The doctor bought the pen for $1,000. From here Lankford and Duwaji took the “Marble Game” to the next level. They purchased a set of Range Rover wheels worth $4,000 retail for $900 then sold them to one of Duwaji’s family friends for $3,500. After that, they took to old-fashioned fundraising. Lankford, an advertising major, pitched their mission to his contacts and raised another $1,800.
“It was a really cool experience to know that you can trade up from something so small,” said Lankford. “I’d say the key to my success and being able to get so much money, was not the object that I had, but the good and the impact it was going to have in the end.”
Students in Professor Jim Hart’s ‘Attracting Capital’ class donated hundreds of dollars worth of valuable items in addition to the $5,645 they raised to the All Stars Project of Dallas. This money came from a game reminiscent of the old tale of “stone soup.” Hart put his students in pairs, armed the teams with a single glass marble, then sent them out to trade their marbles for items of greater value. Two students in particular, Duwaji and Lankford, met the challenge with special fervor and experienced astounding success. Together they raised $5,400 of the class’ total.
Hart, director of the Arts Entrepreneurship program in Meadows, wanted to teach his students the power of the pitch. So, inspired by Kyle MacDonald’s “One Red Paperclip” experiment, he came up with his own version and dubbed it “The Marble Game.”
“A marble has no obvious utilitarian use,” said Hart. “The idea is that they essentially create something out of nothing.”
He said that the game is designed to teach students how to develop an effective pitch, selling not their product, but the story behind it.
“Your story will enable you to sell your idea. One story is what differentiates you from everyone else,” said Hart.
Hart has been heading up the Arts Entrepreneurship program for a little over two and a half years. He recently won the USASBE Spark! competition for his game called “speed dating market feedback,” and his team of three won best workshop at the USASBE conference for their “legal issues for arts entrepreneurs” workshop.

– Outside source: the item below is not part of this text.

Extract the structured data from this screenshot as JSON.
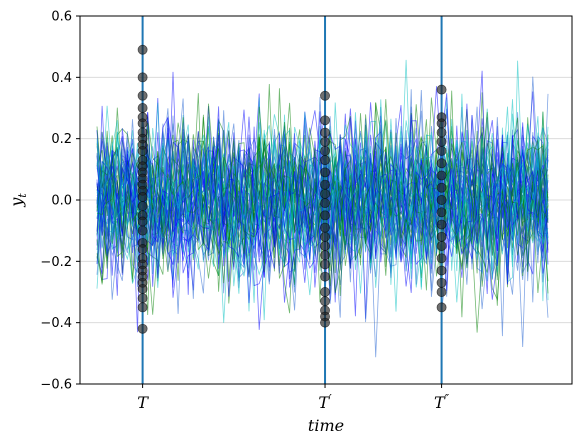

His Attracting Capital class, home of the “marble game,” is required for both the arts management and the arts entrepreneurship minors.
Lankford said their pitch honed in on the charitable and competitive aspects of their project, telling their potential donors that the team bringing in the most money got an “A” on the project and that all of the donations would go to a good cause.

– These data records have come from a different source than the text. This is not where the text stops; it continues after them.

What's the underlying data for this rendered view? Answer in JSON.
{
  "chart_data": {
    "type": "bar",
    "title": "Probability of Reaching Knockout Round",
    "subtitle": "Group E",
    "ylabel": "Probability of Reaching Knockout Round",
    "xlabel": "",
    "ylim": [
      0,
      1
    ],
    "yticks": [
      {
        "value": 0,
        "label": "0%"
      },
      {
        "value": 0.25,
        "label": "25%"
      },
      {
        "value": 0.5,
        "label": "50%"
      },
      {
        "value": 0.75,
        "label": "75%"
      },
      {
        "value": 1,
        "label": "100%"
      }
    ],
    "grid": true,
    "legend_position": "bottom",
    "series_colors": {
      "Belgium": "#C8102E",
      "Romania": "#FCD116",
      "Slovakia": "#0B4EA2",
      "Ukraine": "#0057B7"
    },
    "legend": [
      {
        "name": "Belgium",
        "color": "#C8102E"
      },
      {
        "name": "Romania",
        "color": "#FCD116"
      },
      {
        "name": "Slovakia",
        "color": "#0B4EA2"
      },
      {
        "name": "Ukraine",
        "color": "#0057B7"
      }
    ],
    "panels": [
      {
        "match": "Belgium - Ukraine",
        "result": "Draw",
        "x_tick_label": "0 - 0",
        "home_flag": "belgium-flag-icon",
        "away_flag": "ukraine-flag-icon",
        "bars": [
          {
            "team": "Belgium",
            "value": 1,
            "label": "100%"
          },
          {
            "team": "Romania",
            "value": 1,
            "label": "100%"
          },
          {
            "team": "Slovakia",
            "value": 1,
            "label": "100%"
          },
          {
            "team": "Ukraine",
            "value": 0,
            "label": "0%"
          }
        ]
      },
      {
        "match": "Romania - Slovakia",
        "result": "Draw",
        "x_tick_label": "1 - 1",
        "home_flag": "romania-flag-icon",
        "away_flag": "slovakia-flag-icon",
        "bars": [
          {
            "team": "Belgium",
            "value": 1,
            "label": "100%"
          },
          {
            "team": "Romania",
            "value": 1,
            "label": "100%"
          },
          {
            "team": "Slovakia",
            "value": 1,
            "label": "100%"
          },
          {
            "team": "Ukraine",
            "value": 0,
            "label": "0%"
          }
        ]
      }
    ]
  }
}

Hart let his students choose which charity they would dedicate the spoils of their endeavor to. At the suggestion of sophomore Devon Molly Briggs, they selected the All Stars Project of Dallas, a branch of the national non-profit entity, the All Stars Project.
“I just wanted to [give back] because I had such a great experience with them, and I know they’re new to Dallas, and so maybe giving them this little extra bit of money and resources would help them grow and be able to touch more kids’ lives,” said Briggs.
The All Stars Project focuses on providing underprivileged youth with cultural enrichment by hosting creative classes, sponsoring trips to exhibits and shows, and facilitating discussions about issues like race and socio-economics.
The intersection of SMU and the All Stars Project of Dallas began back in late 2013 when SMU dance major, Kelly Zitka, who will graduate this semester, pitched her idea for an Engaged Learning project and got $2,500 to start the SMU All Stars.
Antoine Joyce, senior program manager and development officer of the All Stars Project of Dallas, said that they started with some small classes where SMU students would teach kids subjects like dance and music. Then they began to offer more cultural experiences to the All Stars students, taking them to listen to some of Nelson Mandela’s speeches, visiting the Helen Suzman exhibit, and taking students to plays like SMU’s recent show, “Sparrow.”
“We bring kids from the All Stars and from SMU to have these cultural experiences together,” said Joyce.
All of this culminated in the “Building Bridges Talent Show,” in November of last year. SMU students and All Stars students collaborated to put together acts for the showcase. One of the acts involved an All Stars student doing a dance to beatboxed EDM music from an SMU student.
“I think my favorite part of working with the kids is seeing how much heart they have,” said Briggs. “It’s amazing to see kids who maybe don’t come from very much having so much heart to just express themselves.”